"98.10.06"Issue
ILMA島に国際会議場がオープン
研究者間の技術交換ルートが確立
怪しげな改造CGIで当面は暫定運営

 ILMA島はかねてから建築作業を続けていたILMA国際会議場(以下ILMA会議場)を10月6日,仮オープンした。この会議場はterra氏開発による「パーソナル返信ボード」を元に作成されたもの。ILMA島の敷地面積に合わせてコンパクトなレイアウトに変更された。重複カウントを避けるカウンタープログラムも内蔵しており,独自に改造した部分も多い。


 ILMA会議場の最大の特徴は発言ごとに返信がまとめられる「ツリー形式」を導入したこと。返信が届いた発言は自動的に最上段にソートし治されるため,ホットな話題から順に表示される形になる。この機能はパーソナル返信ボードの特徴であり,ユーザーは久しぶりに来訪しても話の流れが分かる仕組みになっている。その反面,延々と古い話を蒸し返すといった恐ろしい使い方も可能だ。

 ILMA会議場の使用目的は模型関係や画像関係の研究発表やディスカッションなどを目指している。しかしツリー形式のため,実際には話題が相当広がっても対応が可能と見られる。運営事務局も「単なる感想や自己紹介など,幅広く活用して欲しい」としている。
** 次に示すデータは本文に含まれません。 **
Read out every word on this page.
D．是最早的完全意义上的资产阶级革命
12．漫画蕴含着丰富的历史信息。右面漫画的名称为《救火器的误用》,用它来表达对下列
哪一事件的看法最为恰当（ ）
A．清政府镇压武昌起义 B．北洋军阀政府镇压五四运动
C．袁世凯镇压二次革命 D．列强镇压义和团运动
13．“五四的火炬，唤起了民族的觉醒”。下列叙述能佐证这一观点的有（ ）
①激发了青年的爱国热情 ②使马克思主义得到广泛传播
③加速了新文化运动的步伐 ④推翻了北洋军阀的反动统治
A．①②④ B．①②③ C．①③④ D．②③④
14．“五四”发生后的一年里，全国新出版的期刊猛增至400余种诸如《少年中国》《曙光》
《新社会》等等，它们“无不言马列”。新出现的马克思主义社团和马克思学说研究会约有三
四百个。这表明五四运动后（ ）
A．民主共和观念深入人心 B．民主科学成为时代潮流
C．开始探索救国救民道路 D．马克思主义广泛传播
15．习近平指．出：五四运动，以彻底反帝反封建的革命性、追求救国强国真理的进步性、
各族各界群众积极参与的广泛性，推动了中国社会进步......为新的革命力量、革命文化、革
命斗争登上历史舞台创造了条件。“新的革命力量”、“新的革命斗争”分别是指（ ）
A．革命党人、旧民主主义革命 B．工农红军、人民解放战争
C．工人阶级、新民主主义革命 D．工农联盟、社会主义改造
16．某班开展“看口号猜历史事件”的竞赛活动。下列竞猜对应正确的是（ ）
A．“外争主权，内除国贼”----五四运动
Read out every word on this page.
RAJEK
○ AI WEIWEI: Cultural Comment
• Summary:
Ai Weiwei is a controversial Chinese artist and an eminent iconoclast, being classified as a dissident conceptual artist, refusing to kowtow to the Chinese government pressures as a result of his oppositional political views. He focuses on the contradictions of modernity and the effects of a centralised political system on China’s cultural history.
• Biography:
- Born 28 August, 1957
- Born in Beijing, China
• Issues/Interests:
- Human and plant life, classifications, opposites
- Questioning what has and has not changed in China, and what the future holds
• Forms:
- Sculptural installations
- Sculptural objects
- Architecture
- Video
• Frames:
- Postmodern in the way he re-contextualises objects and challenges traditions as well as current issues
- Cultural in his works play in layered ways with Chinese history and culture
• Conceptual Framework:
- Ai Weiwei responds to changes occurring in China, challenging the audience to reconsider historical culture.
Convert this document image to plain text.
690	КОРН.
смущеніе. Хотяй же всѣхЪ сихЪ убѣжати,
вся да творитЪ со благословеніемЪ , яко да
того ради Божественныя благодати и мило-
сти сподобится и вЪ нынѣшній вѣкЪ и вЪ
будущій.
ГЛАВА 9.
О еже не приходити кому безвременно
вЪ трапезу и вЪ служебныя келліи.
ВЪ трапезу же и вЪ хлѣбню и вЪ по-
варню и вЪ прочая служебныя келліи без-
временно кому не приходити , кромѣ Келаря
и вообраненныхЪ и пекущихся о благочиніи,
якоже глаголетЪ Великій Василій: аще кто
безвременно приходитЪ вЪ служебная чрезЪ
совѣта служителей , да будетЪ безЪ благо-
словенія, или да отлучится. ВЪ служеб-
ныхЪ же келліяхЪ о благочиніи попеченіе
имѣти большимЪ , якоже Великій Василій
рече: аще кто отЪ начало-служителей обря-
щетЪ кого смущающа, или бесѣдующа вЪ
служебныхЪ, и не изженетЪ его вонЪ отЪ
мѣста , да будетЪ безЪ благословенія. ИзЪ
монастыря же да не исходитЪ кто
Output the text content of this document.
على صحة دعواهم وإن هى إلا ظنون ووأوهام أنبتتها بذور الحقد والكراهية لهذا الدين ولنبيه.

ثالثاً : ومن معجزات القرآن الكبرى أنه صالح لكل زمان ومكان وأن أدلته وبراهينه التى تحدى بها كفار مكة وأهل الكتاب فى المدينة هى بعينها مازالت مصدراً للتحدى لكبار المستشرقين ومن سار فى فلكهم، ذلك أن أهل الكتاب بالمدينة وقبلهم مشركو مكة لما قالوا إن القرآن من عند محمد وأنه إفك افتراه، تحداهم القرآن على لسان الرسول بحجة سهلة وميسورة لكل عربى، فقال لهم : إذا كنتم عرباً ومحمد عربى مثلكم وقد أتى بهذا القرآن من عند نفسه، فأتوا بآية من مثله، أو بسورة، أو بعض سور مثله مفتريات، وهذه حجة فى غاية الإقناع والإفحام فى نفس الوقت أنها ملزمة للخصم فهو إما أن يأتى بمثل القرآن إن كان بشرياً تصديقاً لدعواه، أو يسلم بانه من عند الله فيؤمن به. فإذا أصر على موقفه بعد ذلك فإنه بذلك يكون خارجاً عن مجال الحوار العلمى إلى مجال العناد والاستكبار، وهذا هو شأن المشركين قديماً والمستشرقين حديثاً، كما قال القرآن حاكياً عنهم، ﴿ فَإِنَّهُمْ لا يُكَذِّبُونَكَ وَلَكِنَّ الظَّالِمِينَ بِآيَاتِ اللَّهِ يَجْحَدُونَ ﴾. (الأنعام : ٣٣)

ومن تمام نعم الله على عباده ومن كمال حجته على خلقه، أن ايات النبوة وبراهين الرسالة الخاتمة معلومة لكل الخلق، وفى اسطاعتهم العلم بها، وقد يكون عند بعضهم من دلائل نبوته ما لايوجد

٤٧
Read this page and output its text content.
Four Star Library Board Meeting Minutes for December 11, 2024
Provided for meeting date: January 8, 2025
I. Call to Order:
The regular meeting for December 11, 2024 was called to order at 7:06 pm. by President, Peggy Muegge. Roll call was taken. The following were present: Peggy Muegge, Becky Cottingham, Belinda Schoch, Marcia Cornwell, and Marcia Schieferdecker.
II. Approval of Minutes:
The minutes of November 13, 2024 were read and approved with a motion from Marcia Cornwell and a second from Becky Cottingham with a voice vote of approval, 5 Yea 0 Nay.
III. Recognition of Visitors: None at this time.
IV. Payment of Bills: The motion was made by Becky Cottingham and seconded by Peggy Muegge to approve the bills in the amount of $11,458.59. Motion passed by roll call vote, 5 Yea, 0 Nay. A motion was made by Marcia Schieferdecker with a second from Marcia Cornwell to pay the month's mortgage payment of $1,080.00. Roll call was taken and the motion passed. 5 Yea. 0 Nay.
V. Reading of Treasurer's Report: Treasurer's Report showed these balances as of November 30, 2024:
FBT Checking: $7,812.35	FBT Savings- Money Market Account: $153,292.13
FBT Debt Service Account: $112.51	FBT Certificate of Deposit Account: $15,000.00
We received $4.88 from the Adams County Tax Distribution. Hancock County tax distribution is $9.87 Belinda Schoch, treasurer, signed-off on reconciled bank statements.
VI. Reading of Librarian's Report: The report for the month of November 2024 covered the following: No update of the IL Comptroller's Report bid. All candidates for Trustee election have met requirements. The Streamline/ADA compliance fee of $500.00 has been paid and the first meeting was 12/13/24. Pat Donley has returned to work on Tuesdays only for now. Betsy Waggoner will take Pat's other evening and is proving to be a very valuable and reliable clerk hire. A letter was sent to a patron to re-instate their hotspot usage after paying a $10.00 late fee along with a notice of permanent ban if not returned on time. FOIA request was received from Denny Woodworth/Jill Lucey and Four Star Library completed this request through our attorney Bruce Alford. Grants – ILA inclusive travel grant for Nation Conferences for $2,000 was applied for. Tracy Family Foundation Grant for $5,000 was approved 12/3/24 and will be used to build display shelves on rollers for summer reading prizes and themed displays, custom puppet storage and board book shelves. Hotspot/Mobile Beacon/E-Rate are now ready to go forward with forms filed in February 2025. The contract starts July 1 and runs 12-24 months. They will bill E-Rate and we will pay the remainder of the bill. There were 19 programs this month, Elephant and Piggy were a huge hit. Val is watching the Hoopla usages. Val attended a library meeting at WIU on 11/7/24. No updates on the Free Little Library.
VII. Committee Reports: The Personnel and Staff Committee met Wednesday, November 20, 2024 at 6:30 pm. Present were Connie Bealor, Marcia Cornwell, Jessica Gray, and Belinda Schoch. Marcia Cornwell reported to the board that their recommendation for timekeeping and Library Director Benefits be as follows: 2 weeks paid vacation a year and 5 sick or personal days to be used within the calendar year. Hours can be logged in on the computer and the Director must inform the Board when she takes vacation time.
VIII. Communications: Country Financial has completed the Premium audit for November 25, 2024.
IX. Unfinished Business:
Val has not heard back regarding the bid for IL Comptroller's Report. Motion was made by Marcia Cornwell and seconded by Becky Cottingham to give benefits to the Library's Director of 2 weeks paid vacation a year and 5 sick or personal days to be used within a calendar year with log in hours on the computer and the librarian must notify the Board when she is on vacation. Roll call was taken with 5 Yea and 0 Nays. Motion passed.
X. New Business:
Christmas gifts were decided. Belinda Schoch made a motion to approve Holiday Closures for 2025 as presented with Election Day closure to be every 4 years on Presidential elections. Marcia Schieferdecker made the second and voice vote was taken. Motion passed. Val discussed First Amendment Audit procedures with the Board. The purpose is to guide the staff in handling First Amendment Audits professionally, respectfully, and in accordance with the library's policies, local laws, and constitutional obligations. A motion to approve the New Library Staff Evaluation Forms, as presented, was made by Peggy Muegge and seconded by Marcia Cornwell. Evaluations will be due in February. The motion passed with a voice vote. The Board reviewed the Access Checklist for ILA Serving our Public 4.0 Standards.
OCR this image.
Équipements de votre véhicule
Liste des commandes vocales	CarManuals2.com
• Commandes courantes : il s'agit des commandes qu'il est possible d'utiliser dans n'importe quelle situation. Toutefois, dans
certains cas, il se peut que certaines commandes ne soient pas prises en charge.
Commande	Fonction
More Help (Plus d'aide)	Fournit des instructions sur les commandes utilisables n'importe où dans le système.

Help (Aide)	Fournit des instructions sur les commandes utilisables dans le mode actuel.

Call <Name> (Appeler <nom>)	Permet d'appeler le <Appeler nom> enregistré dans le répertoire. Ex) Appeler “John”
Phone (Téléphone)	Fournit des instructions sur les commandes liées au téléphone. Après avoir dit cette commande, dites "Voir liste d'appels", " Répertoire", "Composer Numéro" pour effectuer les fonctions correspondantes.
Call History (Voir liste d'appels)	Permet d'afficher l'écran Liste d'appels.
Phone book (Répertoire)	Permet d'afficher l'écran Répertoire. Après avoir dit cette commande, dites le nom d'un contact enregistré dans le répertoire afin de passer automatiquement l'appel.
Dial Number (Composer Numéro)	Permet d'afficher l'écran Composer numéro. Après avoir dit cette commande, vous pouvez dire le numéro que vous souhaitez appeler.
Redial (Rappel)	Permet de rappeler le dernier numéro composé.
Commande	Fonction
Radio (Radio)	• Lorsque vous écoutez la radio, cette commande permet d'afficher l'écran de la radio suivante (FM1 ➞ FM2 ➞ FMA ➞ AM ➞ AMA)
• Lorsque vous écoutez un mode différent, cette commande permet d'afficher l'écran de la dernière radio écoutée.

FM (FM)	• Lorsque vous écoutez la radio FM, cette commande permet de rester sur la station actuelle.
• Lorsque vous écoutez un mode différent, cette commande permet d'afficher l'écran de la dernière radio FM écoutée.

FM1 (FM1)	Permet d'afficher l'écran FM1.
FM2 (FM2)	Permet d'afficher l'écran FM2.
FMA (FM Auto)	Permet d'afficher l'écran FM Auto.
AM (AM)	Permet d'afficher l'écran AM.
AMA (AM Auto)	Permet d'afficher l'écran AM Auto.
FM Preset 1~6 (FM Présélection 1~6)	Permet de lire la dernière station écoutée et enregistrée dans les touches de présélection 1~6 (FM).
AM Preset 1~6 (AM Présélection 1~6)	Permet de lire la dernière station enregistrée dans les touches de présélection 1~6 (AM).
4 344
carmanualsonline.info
 なお,ILMA会議場は素人工事によって建築されているため,CGIの建築基準をきちんと満たしているかどうか,疑問の声も上がっている。現時点に置いては順調に稼働しているが,使い方次第では屋台骨が傾いたり,議事録が吹っ飛んだりといった恐ろしい事態も心配されている。見た目がみすぼらしいこともこの上ない。

 ILMA会議場では,会議場を試験運営の形でスタートさせ今後の様子を見たいとしている。外装工事を適宜進める方針だ。運営事務局も「お客さんが入ってみないと分からない部分も多い,実際に動作を見て改良を加えて行きたい」とおっかなびっくりの様子。事務局では当面は貴重な議事録が紛失しないよう,頻繁なバックアップをするようだ。しかし,会議場に出入りをする際は天井が崩れて来るかもしれないので,防災頭巾などの着用が必要になりそうだ。

 ILMA島では現在も暴風雨が続いており,各研究機関は災害対策に追われている。10月下旬の暴風雨通過を待って,外装関係の改良工事などが始まる見通しだ。